By Pam Martens and Russ Martens: January 29, 2016
There is quite a bit of inchoate dissonance as to whether JPMorgan Chase is a good investment. Recently, banking analyst Mike Mayo called JPMorgan Chase the “Lebron James of banking.” Lebron James is a famous basketball player who has won a lot of great awards for doing great things, including Olympic Gold. JPMorgan Chase is a bank that has, since Jamie Dimon took the helm as CEO on January 1, 2006, received a deferred prosecution agreement for two felony counts from the U.S. Justice Department for facilitating the Bernie Madoff Ponzi scheme and just last May agreed to a felony count for rigging foreign currency markets. In addition to the felony counts, there has been a serial stream of settlements for everything from rigging electricity markets to ripping off members of the U.S. military.
We don’t know why Mike Mayo would risk a libel suit by invoking the name of Lebron James in the same sentence with JPMorgan Chase but we would hope that other veteran banking analysts would give more serious weight to crimes against the investing public before lavishing high praise on a Wall Street bank.
We thought it would be interesting to see if the stock performance of JPMorgan Chase is perhaps on a par with Lebron James.
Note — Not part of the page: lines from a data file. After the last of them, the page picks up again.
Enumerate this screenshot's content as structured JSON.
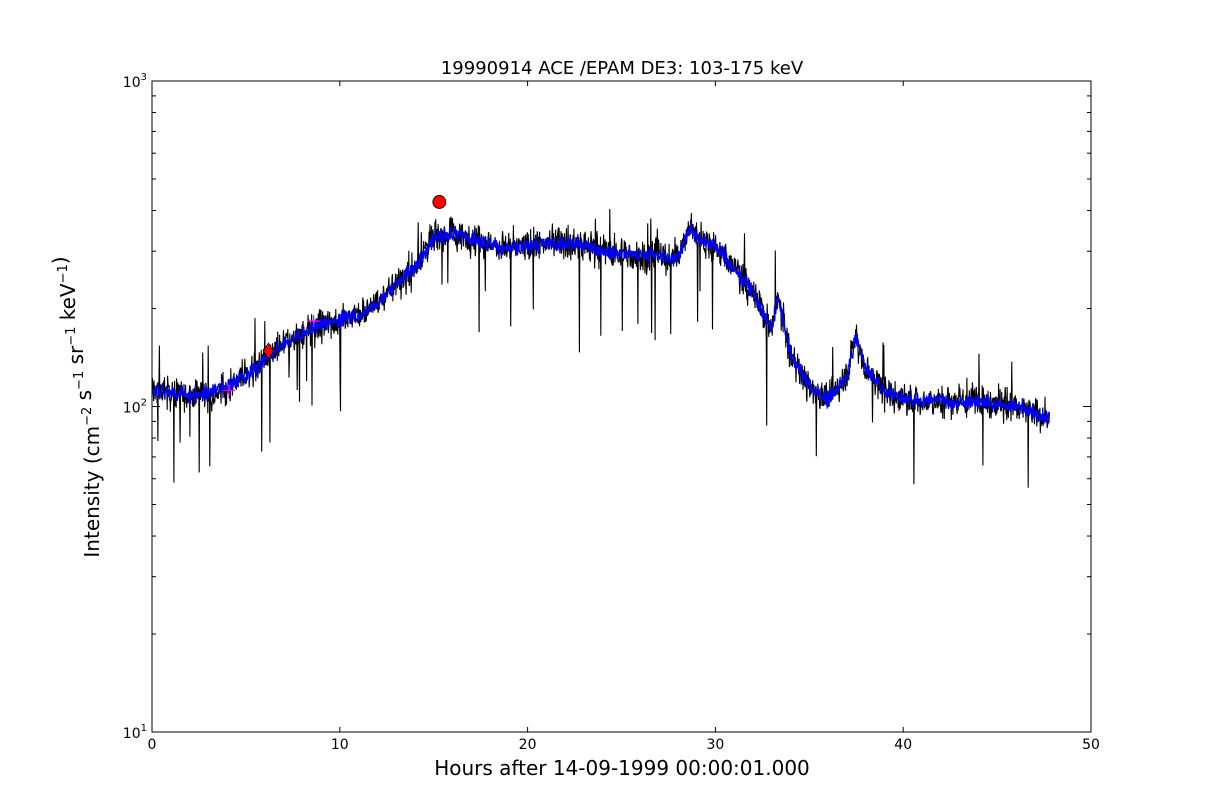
{
  "chart_data": {
    "type": "line",
    "title": "19990914 ACE /EPAM DE3: 103-175 keV",
    "xlabel": "Hours after 14-09-1999 00:00:01.000",
    "ylabel": {
      "parts": [
        {
          "t": "Intensity (cm",
          "sup": false
        },
        {
          "t": "−2",
          "sup": true
        },
        {
          "t": " s",
          "sup": false
        },
        {
          "t": "−1",
          "sup": true
        },
        {
          "t": " sr",
          "sup": false
        },
        {
          "t": "−1",
          "sup": true
        },
        {
          "t": " keV",
          "sup": false
        },
        {
          "t": "−1",
          "sup": true
        },
        {
          "t": ")",
          "sup": false
        }
      ]
    },
    "xlim": [
      0,
      50
    ],
    "ylim": [
      10,
      1000
    ],
    "yscale": "log",
    "grid": false,
    "x_ticks": [
      0,
      10,
      20,
      30,
      40,
      50
    ],
    "x_tick_labels": [
      "0",
      "10",
      "20",
      "30",
      "40",
      "50"
    ],
    "y_ticks": [
      {
        "value": 10,
        "base": "10",
        "exp": "1"
      },
      {
        "value": 100,
        "base": "10",
        "exp": "2"
      },
      {
        "value": 1000,
        "base": "10",
        "exp": "3"
      }
    ],
    "series": [
      {
        "role": "raw",
        "color": "#000000",
        "x_end": 47.8,
        "envelope": [
          [
            0,
            112
          ],
          [
            1,
            110
          ],
          [
            2,
            108
          ],
          [
            3,
            110
          ],
          [
            4,
            115
          ],
          [
            5,
            125
          ],
          [
            6,
            138
          ],
          [
            7,
            155
          ],
          [
            8,
            168
          ],
          [
            9,
            178
          ],
          [
            10,
            185
          ],
          [
            11,
            192
          ],
          [
            12,
            205
          ],
          [
            13,
            240
          ],
          [
            14,
            265
          ],
          [
            15,
            330
          ],
          [
            16,
            340
          ],
          [
            17,
            330
          ],
          [
            18,
            315
          ],
          [
            19,
            305
          ],
          [
            20,
            310
          ],
          [
            21,
            318
          ],
          [
            22,
            320
          ],
          [
            23,
            312
          ],
          [
            24,
            300
          ],
          [
            25,
            295
          ],
          [
            26,
            293
          ],
          [
            27,
            290
          ],
          [
            28,
            285
          ],
          [
            28.7,
            360
          ],
          [
            29,
            330
          ],
          [
            30,
            310
          ],
          [
            31,
            265
          ],
          [
            32,
            225
          ],
          [
            33,
            170
          ],
          [
            33.3,
            220
          ],
          [
            34,
            145
          ],
          [
            35,
            115
          ],
          [
            36,
            105
          ],
          [
            37,
            125
          ],
          [
            37.5,
            165
          ],
          [
            38,
            130
          ],
          [
            39,
            112
          ],
          [
            40,
            105
          ],
          [
            41,
            104
          ],
          [
            42,
            105
          ],
          [
            43,
            102
          ],
          [
            44,
            105
          ],
          [
            45,
            102
          ],
          [
            46,
            100
          ],
          [
            47,
            95
          ],
          [
            47.8,
            92
          ]
        ]
      },
      {
        "role": "smoothed",
        "color": "#0000ff",
        "x_end": 47.8
      }
    ],
    "markers": [
      {
        "x": 15.3,
        "y": 425,
        "shape": "circle",
        "color": "#ff0000"
      },
      {
        "x": 6.2,
        "y": 148,
        "shape": "diamond",
        "color": "#ff0000"
      },
      {
        "x": 4.1,
        "y": 112,
        "shape": "plus",
        "color": "#ff00ff"
      },
      {
        "x": 8.6,
        "y": 183,
        "shape": "plus",
        "color": "#ff00ff"
      }
    ]
  }
}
Did it weather the financial crash of 2008 to 2009 better than other stocks? We decided to compare JPMorgan Chase to the stock of a household products company, Procter and Gamble. From the Fall of 2008 to March 2009, JPMorgan Chase went from $50 a share to $15 – a gut-wrenching drop of 70 percent. Procter and Gamble on the other hand had a peak to trough decline in the same period of half as much.
What about over a really long timeline – what was the share price performance of the bank that was hauled before Congress to explain gambling in derivatives with depositors money and losing over $6.2 billion of that money versus a button-down household products company like Procter and Gamble?
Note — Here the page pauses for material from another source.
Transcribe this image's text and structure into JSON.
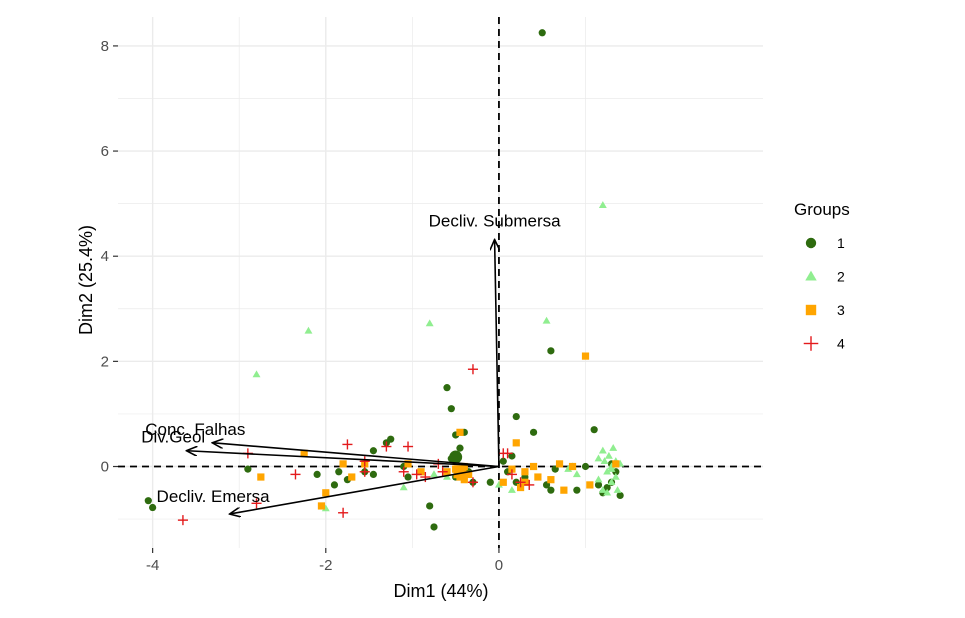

As it turns out, both JPMorgan Chase and Procter and Gamble have calculators on their websites that allow investors to check the performance of the stock over specific periods of time. (See here for JPMorgan Chase and here for P&G.) Since the P&G calculator would only allow us to go back as far as 1980, we used January 3, 1980 as the start date for both stocks and clicked the button to show the total return, i.e., with dividends reinvested for both.
As it turns out, you could have skipped JPMorgan’s crime spree and invested in a stable of household product names at Procter and Gamble over a 36-year period and made $75,484.15 more in the stock of P&G, starting with a $10,000 investment.
Editors’ Note: The authors do not own any shares, long or short, of JPMorgan Chase or any other bank stock. They do own moderate amounts of Procter and Gamble. This is not a recommendation to buy or short any stock. You should speak to your own investment professional before making any investment decision.